On Monday, Santiago Abascal attended the protests on Ferraz Street with a surprise guest. Next to him was one of the most media journalists in the world: the controversial Tucker Carlson, who took advantage of his stay in Madrid to have an interview with the leader of Vox, which he uploaded this afternoon to his account on the social network ), the platform on which he publishes his work after being fired from Fox News a little over a year ago.
Carlson, who according to some North American media could be the vice president of the United States if Donald Trump wins the elections in 2024, begins the interview by defining Spain as “a relatively small country that tends to anticipate what happens in the rest of the world” and explaining that It was the Vidal-Quadras attack that led them “to pay attention.” Furthermore, he makes an analogy between this event, the Spanish political situation after the amnesty and the decade of the 1930s. “The shooting took place at a time when the left is trying to take over the country illegally, offering amnesty to terrorists to have control. Something similar happened in the 20th century, when thousands of people, especially Christians, were killed with shots in the back of the head or burned alive. It was the beginning of the Civil War.”
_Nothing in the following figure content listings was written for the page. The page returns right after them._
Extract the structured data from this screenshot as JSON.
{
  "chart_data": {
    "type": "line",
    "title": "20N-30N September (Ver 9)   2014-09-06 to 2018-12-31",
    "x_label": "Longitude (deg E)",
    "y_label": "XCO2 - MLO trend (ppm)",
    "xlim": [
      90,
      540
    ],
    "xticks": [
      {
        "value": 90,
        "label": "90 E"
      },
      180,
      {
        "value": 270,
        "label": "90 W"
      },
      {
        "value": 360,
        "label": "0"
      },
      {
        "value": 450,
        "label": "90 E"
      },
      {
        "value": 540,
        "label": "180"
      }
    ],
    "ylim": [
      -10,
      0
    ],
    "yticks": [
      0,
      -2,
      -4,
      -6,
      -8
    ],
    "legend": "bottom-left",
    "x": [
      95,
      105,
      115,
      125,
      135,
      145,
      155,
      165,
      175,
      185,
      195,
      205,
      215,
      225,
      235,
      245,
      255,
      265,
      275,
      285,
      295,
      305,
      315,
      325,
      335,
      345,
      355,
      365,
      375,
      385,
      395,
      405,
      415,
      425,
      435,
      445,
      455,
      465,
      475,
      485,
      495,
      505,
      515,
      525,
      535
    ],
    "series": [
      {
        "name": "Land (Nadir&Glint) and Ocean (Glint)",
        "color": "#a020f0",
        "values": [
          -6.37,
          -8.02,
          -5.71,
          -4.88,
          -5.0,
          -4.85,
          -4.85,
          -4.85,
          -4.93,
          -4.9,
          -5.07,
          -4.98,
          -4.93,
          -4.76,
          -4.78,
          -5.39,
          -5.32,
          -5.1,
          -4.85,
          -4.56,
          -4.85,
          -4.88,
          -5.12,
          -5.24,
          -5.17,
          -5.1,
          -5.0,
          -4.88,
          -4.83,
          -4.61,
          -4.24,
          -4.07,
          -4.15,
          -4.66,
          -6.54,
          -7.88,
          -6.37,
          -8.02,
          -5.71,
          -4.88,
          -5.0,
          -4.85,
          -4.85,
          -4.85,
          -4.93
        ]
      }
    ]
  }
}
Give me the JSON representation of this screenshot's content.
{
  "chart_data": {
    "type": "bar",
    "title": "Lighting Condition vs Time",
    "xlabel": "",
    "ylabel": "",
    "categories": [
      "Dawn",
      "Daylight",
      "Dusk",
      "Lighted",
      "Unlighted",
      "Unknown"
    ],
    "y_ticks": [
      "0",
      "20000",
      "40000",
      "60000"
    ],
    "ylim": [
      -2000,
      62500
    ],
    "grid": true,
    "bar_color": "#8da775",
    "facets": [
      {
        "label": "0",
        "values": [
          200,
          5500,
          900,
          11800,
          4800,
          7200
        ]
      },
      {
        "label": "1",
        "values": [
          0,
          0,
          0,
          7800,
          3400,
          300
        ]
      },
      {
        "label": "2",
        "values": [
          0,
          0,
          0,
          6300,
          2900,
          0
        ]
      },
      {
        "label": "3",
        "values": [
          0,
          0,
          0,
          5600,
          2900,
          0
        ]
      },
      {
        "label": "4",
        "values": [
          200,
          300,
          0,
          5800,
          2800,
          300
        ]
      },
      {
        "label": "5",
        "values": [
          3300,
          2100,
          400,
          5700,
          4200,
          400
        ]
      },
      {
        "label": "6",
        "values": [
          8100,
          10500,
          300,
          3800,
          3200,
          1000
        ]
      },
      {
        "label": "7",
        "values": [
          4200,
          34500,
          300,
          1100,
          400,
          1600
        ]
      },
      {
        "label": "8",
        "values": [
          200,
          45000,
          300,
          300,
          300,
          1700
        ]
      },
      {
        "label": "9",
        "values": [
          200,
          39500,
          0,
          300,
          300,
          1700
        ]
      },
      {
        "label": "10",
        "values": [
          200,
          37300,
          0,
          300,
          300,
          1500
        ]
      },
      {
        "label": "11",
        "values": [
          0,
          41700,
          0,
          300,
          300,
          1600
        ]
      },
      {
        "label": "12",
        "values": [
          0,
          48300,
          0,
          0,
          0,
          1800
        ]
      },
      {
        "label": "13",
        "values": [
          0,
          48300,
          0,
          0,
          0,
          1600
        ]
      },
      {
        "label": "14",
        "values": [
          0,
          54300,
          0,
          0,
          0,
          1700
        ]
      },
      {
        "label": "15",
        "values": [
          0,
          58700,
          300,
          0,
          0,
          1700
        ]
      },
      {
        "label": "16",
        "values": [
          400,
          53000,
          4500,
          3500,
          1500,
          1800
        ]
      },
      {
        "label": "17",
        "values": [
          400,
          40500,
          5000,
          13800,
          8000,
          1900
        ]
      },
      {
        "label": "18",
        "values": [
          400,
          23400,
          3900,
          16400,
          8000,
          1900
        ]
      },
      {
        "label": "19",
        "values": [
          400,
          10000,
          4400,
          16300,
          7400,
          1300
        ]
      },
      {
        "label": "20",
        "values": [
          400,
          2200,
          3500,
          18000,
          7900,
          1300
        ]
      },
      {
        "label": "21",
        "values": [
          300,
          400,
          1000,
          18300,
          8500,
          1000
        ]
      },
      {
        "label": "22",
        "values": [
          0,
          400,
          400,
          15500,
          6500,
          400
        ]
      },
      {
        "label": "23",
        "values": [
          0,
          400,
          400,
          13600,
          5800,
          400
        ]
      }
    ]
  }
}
During the half hour that their talk lasts, Abascal and Carlson discuss a multitude of topics, from the situation in Spain with the Amnesty Law, to immigration or the role that magnate George Soros plays in Western politics. “It would be good for the rest of the world to understand that Spain has been the testing ground for the most extreme wokism, for extreme climate agendas, for tremendously radical gender laws,” begins Abascal, who defines Sánchez’s inauguration as a blow to the Constitution and the nation. “This Government has initiated a constituent process. It has put on the table an Amnesty Law for the worst crimes committed by public representatives. The judges are talking about the beginning of the end of democracy and the abolition of the rule of law. The government walks down the path of the most absolute illegality”.
“I am willing to do absolutely anything,” Abascal continues when Carlson asks him if he would be willing to go to jail. “Either the tyrant sits in the dock or the opponents in jail.” Questioned about Soros and his role in Spanish politics, Carlson is surprised when the president of Vox explains that this was the first person Sánchez met with when he became president. “He has never answered my questions in Parliament.” Asked about illegal immigration, one of the topics most used by Trump, Abascal assures that the Spanish population “regardless of who they vote for” is against mass immigration, but accuses the media and political elites of having an discourse alien to this reality. “They dare to stigmatize their own people, they call anyone who asks for legal and orderly immigration to be xenophobic.”
“The protests must last as long as this Government lasts,” Abascal concludes, who throughout the interview shows a lot of complicity with Carlson. The leader of Vox has been the 40th protagonist since the American was fired from Fox News, a network of which he was the most recognized face, for stating that Joe Biden won the presidential elections in 2020 through electoral fraud. The talk between Tucker Carlson and Santiago Abascal has garnered more than 2 million views in less than three hours since its publication.